Zing Forum

Reading

GLLM Web: A Lightweight Web Client Built for Go Language LLM Backends

This article introduces the gllm-web project, a headless web client specifically designed for GLLM (Go Large Language Model) SSE backends. It is implemented using native TypeScript and CSS, supporting dynamic reasoning display, intelligent agent action tracking, and glassmorphism design.

GLLMWeb 客户端Server-Sent EventsTypeScript大语言模型智能体玻璃拟态设计ViteSSE
Published 2026-04-12 12:57Recent activity 2026-04-12 13:27Estimated read 4 min
GLLM Web: A Lightweight Web Client Built for Go Language LLM Backends
1

Section 01

GLLM Web: Lightweight Web Client for GLLM SSE Backend (Overview)

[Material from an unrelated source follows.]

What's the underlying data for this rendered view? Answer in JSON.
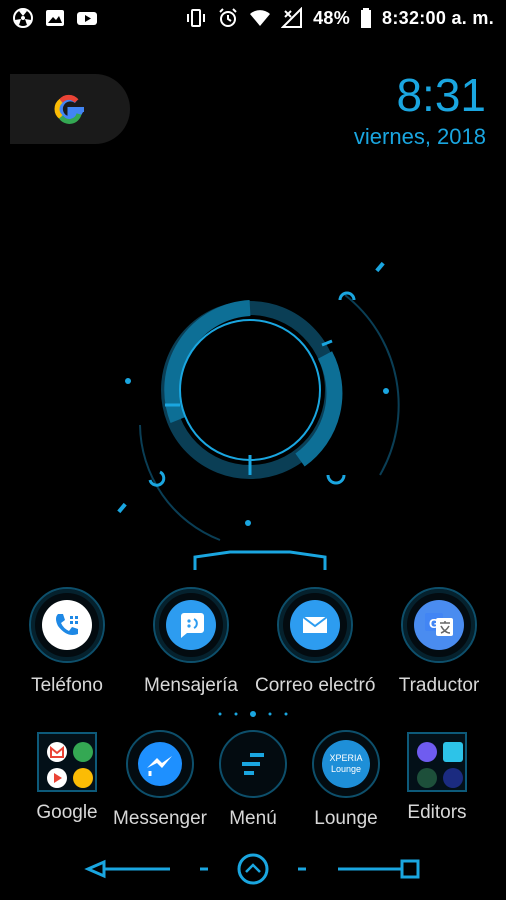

GLLM Web is a headless web client designed specifically for GLLM (Go Large Language Model) SSE backends. It uses native TypeScript and CSS with zero dependencies on front-end frameworks. Key features include dynamic reasoning display, intelligent agent action tracking, and glassmorphism design. This project balances modern UI experience with minimal technical complexity, making it an ideal choice for GLLM backend integration.

2

Section 02

Project Background & Design Philosophy

In LLM application development, front-end interfaces face a dilemma: heavy frameworks (React/Vue) bring complex dependencies, while pure HTML/JS lacks modern interaction capabilities. GLLM Web offers a third path—built with native web tech (no frameworks) yet delivering modern UX. Its zero-dependency design makes it perfect for pairing with GLLM SSE backends.

3

Section 03

Technical Architecture & Protocol Support

Tech Stack: Vite (build tool), native TypeScript, native DOM API, native CSS. This choice ensures small bundle size, fast loading, and easy maintenance. Protocol Support: Natively handles two stream formats—standard OpenAI stream (via choices field) and GLLM's agent payloads (via type field), enabling both general chat and agent-specific features.

4

Section 04

Core Functional Features

  1. Dynamic Reasoning Display: Recognizes start_reasoning/end_reasoning markers, wraps reasoning in foldable components (keeps interface clean). 2. Agent Action Tracking: Generates badges for tool calls, intercepts CLI/MCP resource calls, allows checking execution details. 3. Glassmorphism UI: Dark theme with HSL deep slate colors, responsive flexbox layout, Apple-style staggered loading animations (reduces visual fatigue).
5

Section 05

Quick Start Guide

Prerequisites: Node.js/npm (use nvm), running GLLM backend. Steps: 1. Start GLLM backend: cd /path/to/gllm && make build && ./dist/gllm serve -p 8080. 2. Run front-end: npm install && npm run dev (access at http://localhost:5173).

6

Section 06

Application Scenarios & Value

GLLM Web is ideal for: 1. Agent Development Debugging: Real-time observation of tool calls, reasoning, and responses. 2. Lightweight Deployment: Zero dependencies suit edge/embedded systems. 3. Customization: Clear code structure (no framework) allows easy modifications. 4. Learning: A good example for SSE handling, native TS, and modern CSS.

7

Section 07

Summary & Conclusion

GLLM Web demonstrates how to build a full-featured LLM client with minimal tech stack. It proves 'returning to native' is a viable (even better) option in some cases. For GLLM users, it's a ready-to-use interface; for web devs, it's a sample of balancing complexity and functionality.